A Hot-spot is a venue that offers Internet access over a wireless LAN through the use of a shared Internet. In general, a hot spot provides users' unfettered access to the Internet via one or more wireless access points.
Well, how to set up your own hot spot, from determining your coverage area to installing and controlling access to your network. However, before we begin, make sure your ISP lets you share your Internet connection. Some companies don't care, while it may be a violation of your Terms of Service with others.

Before you start:

Who want this connection.
Where you want them to connect
What your ISP's connection-sharing policy is for your service
Which network resources on your network require protection from hot-spot users

Follow the Steps:

Determine Hot-Spot Coverage: The goal of a hot spot is to cover a public area with an 802.11 signal. Most of the decisions about how and where to mount your access point and what antenna to use will depend on your desired coverage area. For small areas close to the physical location of your access point, a standard device such as one offered by your service provider or any wireless routers you can get off-the-shelf would do the job. Draft N (or 802.11n or Wireless-N) routers are faster and offer larger coverage than 802.11g routers.

Well, if you want to provide coverage to a municipal park a mile away, you will need to attach a more sensitive antenna and establish a line-of-site connection between your access point and the hot-spot location.

Wireless Standards & Characteristics

Operates at 2.4GHz; the lowest common denominator of the IEEE wireless LAN standards; provides bandwidth of only 1Mbps; equipment based on this older standard may be hard to find
Operates at 2.4GHz; backward compatible with the older 802.11 standard; delivers bandwidth of up to 11Mbps. This once-popular standard is becoming obsolete and routers/access points based on this standard are hard to find.
Operates at 2.4GHz; delivers bandwidth of up to 54Mbps; backward compatible with 802.11b; currently has the largest user base, especially in mobile hand held applications
Also called Draft N; operates at 2.4GHz and 5GHz ; currently a draft specification awaiting ratification by the IEEE; delivers bandwidth of up to 300Mbps; backward compatible with 802.11g and b (when operated at 2.4Ghz); we expect this standard to co-exist with 802.11g as the standards of choice.
Operates at 2.4GHz; is a short-range, low-bandwidth solution designed to connect peripheral devices without the use of cables; is not compatible with any of the above standards; is not well suited for hot-spot deployment.

Steps 2,

Choose an antenna type: If you use a Wireless-N router and have a relatively small area to cover, say a restaurant or a cafe, the built-in antenna of the router should suffice. For larger area, you will need a high-gain antenna capable of bridging the gap.

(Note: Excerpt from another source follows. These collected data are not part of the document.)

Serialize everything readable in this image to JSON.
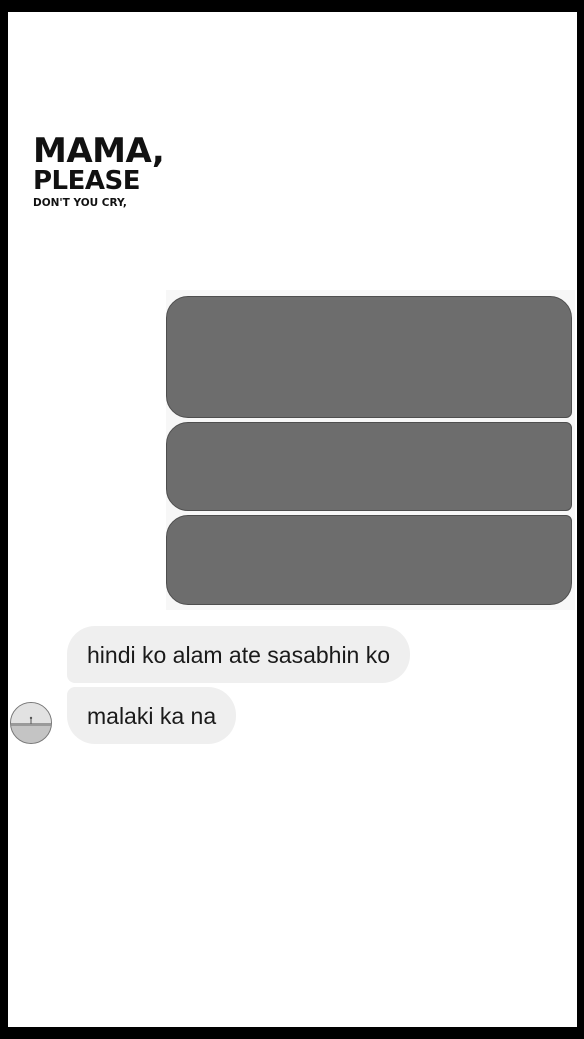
{
  "header": {
    "title_line1": "MAMA,",
    "title_line2": "PLEASE",
    "title_line3": "DON'T YOU CRY,"
  },
  "messages": {
    "outgoing": [
      {
        "state": "redacted"
      },
      {
        "state": "redacted"
      },
      {
        "state": "redacted"
      }
    ],
    "incoming": [
      {
        "text": "hindi ko alam ate sasabhin ko"
      },
      {
        "text": "malaki ka na"
      }
    ]
  },
  "colors": {
    "frame": "#000000",
    "background": "#ffffff",
    "outgoing_bubble": "#6d6d6d",
    "incoming_bubble": "#efefef",
    "text": "#1a1a1a"
  },
  "icons": {
    "avatar": "sender-avatar-icon"
  }
}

High-gain antennas concentrate radiation in a certain direction, in much the same way that flashlights focus beams of light. A low-gain, omni directional antenna spreads the signal in a 360-degree circular pattern, whereas a high-gain antenna focuses the signal in a particular direction, reducing the coverage from 360 degrees to 180 degrees or less. However, because a high-gain antenna delivers a more-concentrated radiation pattern, it's capable of spanning a greater distance. For example, a 24dB-gain antenna may reduce your coverage to a 10-degree swath of space but will dramatically increase the sensitivity and range of your access point in one direction.

Connect the antenna:
Once you've determined the appropriate antenna based on your desired coverage area, you'll need to attach it to your access point or wireless router. (A wireless router is a regular router with a built-in access point). While most antennas feature N or SMA connectors, access points can vary.

Step 4

Mount the antenna:
If your entire setup sits inside, mounting the antenna should prove easy. However, if your rig sits outside, you will need to put your access point into a weatherproof case. Just how much weatherproofing you need to make the enclosure depends on the local climate. There are both commercial and home-brew options available, depending on your level of crafting skills, it can range from something as simple as putting the device in a close box or elaborate.

Step 5

Lock down your Network: Generally, if your hot spot is open to the public, you'd want to separate it from your home or office network while allowing it to share your access to the Internet.